Going beyond pretraining: recent advances, applications and future directions for test-time compute and RL
Going beyond pretraining: recent advances, applications and future directions for test-time compute and RL
While large language models have traditionally relied on massive pretraining compute budgets, a paradigm shift is emerging that prioritizes test-time computation and reinforcement learning. This talk explores how techniques like chain-of-thought reasoning, self-consistency, and iterative refinement unlock new capabilities by investing compute during inference rather than training alone. We examine recent breakthroughs including RL with verifiable rewards, process reward model that enable reasoning models to achieve superhuman performance on many tasks including advanced mathematics, agentic capabilities. This talk covers practical concerns for RL and test-time compute, including RL training efficiency and designing domain-specific reward functions. Finally, we outline future research directions including hybrid architecture for combining reasoning and non-reasoning tasks, and potential for splitting memory and intelligence in LLMs.
Speaker’s profile
Bill Cai is a Senior Applied Scientist in the Generative AI Innovation Center in Amazon Web Services.

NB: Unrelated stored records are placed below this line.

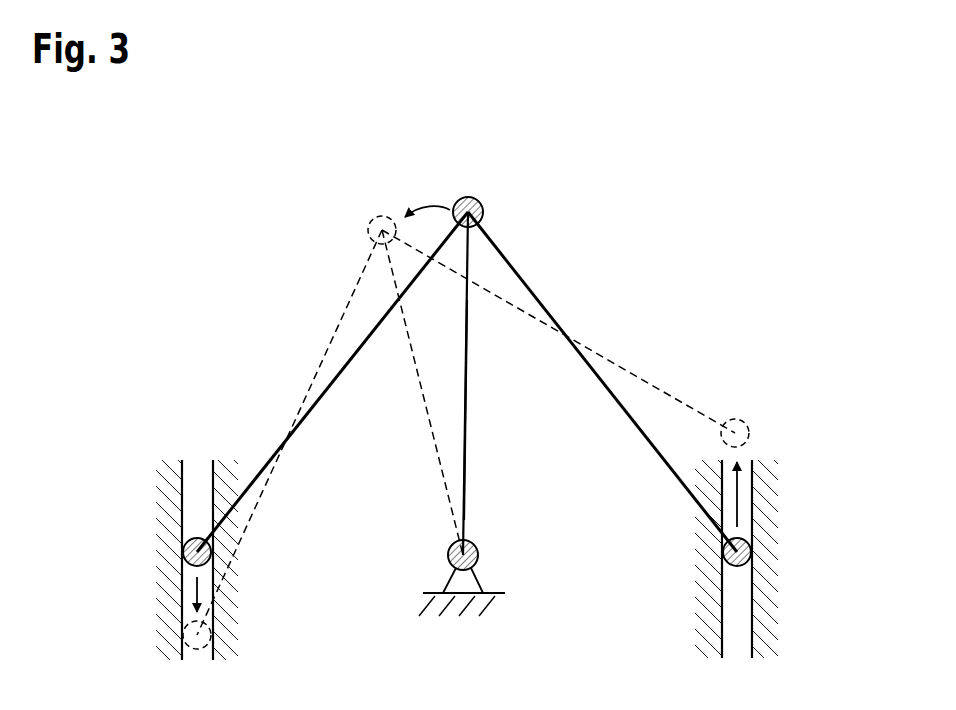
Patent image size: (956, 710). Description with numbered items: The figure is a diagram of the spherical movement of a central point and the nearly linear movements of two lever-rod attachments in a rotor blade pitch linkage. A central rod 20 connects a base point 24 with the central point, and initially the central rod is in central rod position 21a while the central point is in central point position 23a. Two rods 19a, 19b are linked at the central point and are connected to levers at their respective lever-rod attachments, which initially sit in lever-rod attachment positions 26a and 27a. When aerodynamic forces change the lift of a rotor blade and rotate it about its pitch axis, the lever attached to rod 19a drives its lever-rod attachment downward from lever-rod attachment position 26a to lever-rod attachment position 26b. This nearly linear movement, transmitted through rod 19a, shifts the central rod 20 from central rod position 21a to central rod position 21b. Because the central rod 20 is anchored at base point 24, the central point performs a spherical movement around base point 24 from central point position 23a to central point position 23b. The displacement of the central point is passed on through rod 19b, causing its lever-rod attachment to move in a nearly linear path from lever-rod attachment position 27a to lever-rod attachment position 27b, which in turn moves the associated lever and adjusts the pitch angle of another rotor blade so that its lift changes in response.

The rod 19a is at (258, 476).
The rod 19b is at (507, 260).
The central rod 20 is at (466, 385).
The central rod position 21a is at (466, 468).
The central rod position 21b is at (424, 402).
The central point position 23a is at (466, 197).
The central point position 23b is at (368, 228).
The base point 24 is at (450, 553).
The lever-rod attachment position 26a is at (183, 552).
The lever-rod attachment position 26b is at (183, 630).
The lever-rod attachment position 27a is at (750, 547).
The lever-rod attachment position 27b is at (750, 432).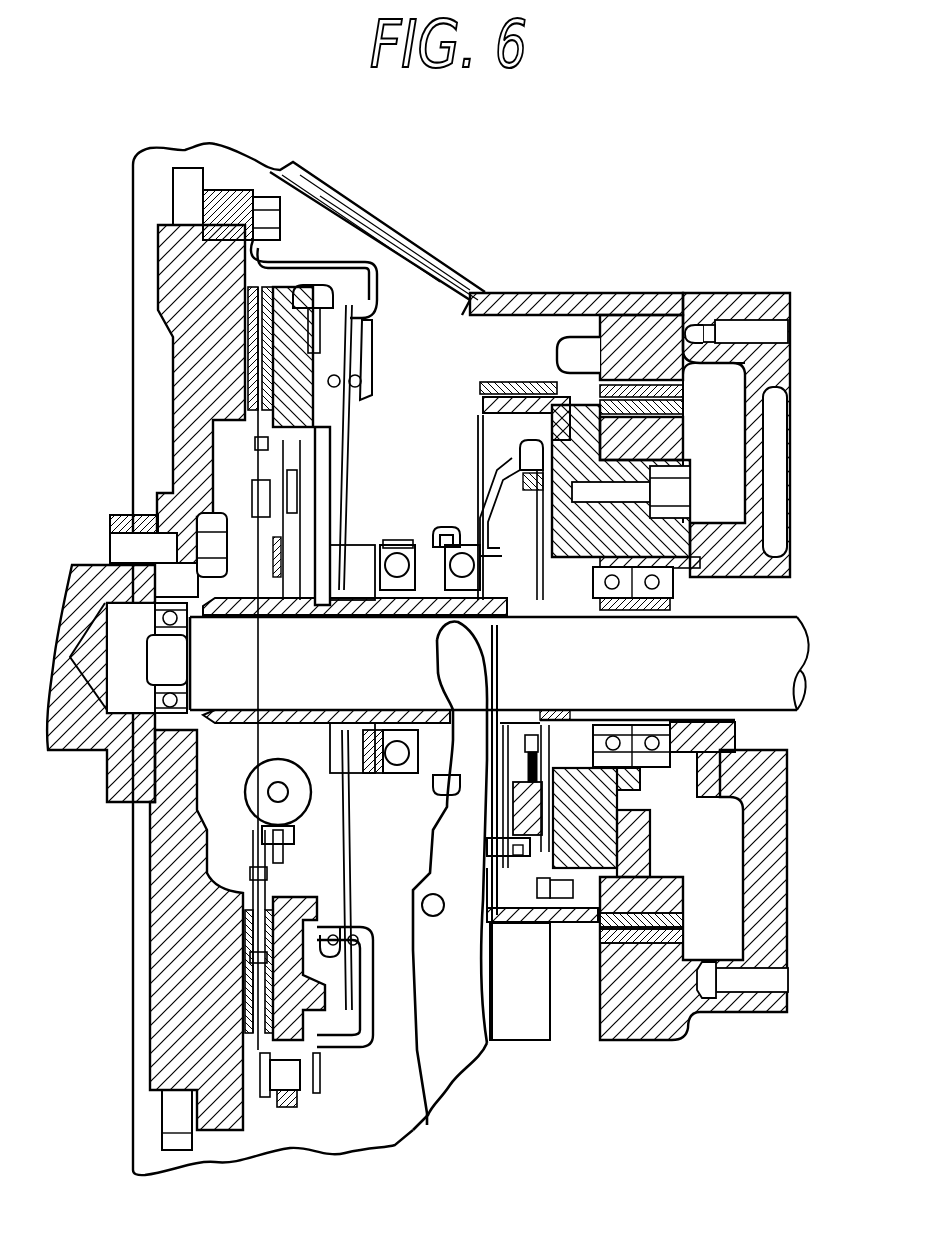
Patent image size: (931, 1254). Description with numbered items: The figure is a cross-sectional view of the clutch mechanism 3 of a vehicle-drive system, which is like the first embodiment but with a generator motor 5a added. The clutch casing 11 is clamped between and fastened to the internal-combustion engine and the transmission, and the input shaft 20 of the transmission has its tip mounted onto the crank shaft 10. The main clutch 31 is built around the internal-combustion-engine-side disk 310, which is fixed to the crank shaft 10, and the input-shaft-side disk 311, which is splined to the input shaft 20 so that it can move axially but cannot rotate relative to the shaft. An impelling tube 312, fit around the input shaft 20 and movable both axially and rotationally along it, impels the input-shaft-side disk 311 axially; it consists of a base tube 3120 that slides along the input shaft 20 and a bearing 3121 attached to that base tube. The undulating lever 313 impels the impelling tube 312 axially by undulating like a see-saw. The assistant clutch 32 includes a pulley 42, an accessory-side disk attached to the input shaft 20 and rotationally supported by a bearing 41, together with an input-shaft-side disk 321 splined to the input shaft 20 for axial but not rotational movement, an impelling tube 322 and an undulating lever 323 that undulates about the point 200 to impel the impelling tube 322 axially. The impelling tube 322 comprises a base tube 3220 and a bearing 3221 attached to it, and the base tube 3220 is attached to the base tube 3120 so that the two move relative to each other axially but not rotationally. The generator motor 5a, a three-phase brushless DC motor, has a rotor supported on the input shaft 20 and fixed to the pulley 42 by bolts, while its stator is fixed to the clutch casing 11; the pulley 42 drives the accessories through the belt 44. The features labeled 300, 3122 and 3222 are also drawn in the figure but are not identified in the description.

The clutch mechanism 3 is at (455, 330).
The clutch casing 11 is at (520, 292).
The housing bore 300 is at (552, 348).
The input-shaft-side disk 321 is at (510, 470).
The internal-combustion-engine-side disk 310 is at (190, 377).
The input-shaft-side disk 311 is at (298, 412).
The main clutch 31 is at (363, 443).
The assistant clutch 32 is at (495, 455).
The generator motor 5a is at (691, 424).
The diaphragm spring 3122 is at (348, 487).
The undulating lever 313 is at (443, 527).
The impelling tube 312 is at (413, 533).
The bearing 3121 is at (400, 540).
The pulley 42 is at (601, 546).
The input shaft 20 is at (762, 627).
The bearing 3221 is at (460, 572).
The base tube 3120 is at (473, 607).
The bearing 41 is at (635, 600).
The base tube 3220 is at (445, 705).
The impelling tube 322 is at (505, 700).
The sleeve flange 3222 is at (520, 705).
The crank shaft 10 is at (73, 757).
The point 200 is at (425, 898).
The belt 44 is at (543, 1000).
The undulating lever 323 is at (450, 1048).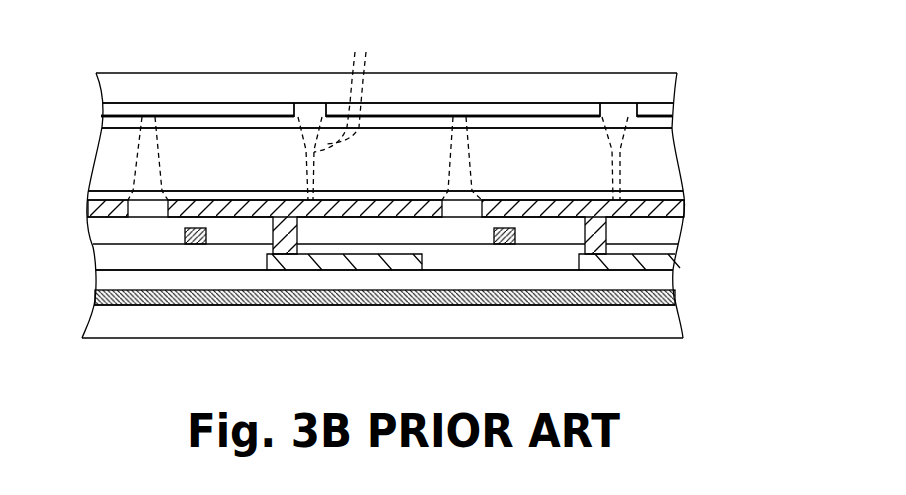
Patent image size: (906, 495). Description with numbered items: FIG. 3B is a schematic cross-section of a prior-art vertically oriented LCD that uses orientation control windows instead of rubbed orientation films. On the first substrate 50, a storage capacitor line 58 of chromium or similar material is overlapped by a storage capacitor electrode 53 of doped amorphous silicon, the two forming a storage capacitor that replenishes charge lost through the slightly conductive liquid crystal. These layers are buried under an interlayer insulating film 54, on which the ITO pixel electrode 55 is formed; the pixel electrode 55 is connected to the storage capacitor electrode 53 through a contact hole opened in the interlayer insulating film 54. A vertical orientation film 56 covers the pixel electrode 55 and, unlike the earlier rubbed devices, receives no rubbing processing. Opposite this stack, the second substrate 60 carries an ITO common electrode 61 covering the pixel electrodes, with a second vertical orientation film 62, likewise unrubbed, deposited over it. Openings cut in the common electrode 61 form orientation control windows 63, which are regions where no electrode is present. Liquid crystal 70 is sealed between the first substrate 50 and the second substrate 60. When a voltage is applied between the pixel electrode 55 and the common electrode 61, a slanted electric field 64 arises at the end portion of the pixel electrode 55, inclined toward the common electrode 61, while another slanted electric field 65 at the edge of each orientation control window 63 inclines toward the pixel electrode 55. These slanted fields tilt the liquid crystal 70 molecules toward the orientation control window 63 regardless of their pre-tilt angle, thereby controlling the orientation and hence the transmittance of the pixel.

The first substrate 50 is at (672, 328).
The storage capacitor electrode 53 is at (672, 262).
The interlayer insulating film 54 is at (672, 250).
The pixel electrode 55 is at (678, 212).
The vertical orientation film 56 is at (683, 195).
The storage capacitor line 58 is at (668, 282).
The second substrate 60 is at (658, 92).
The common electrode 61 is at (663, 110).
The vertical orientation film 62 is at (665, 123).
The orientation control window 63 is at (307, 108).
The electric field 64 is at (156, 152).
The electric field 65 is at (346, 92).
The liquid crystal 70 is at (663, 165).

His most recent research focuses on model optimisations and fine-tuning, including efficient deployments on hardware including NVIDIA and AWS Neuron devices, and optimizing model performance across multiple modalities for domain-specific/language-specific applications. He has most recently published in the area of NLP, CV and ML research in NAACL, ACM MM, ACM Web Conference, IEEE IOTJ, CVPR workshop and NeurIPS workshops. Bill holds a Master’s degree from Massachusetts Institute of Technology and a Bachelor’s degree from University of Chicago.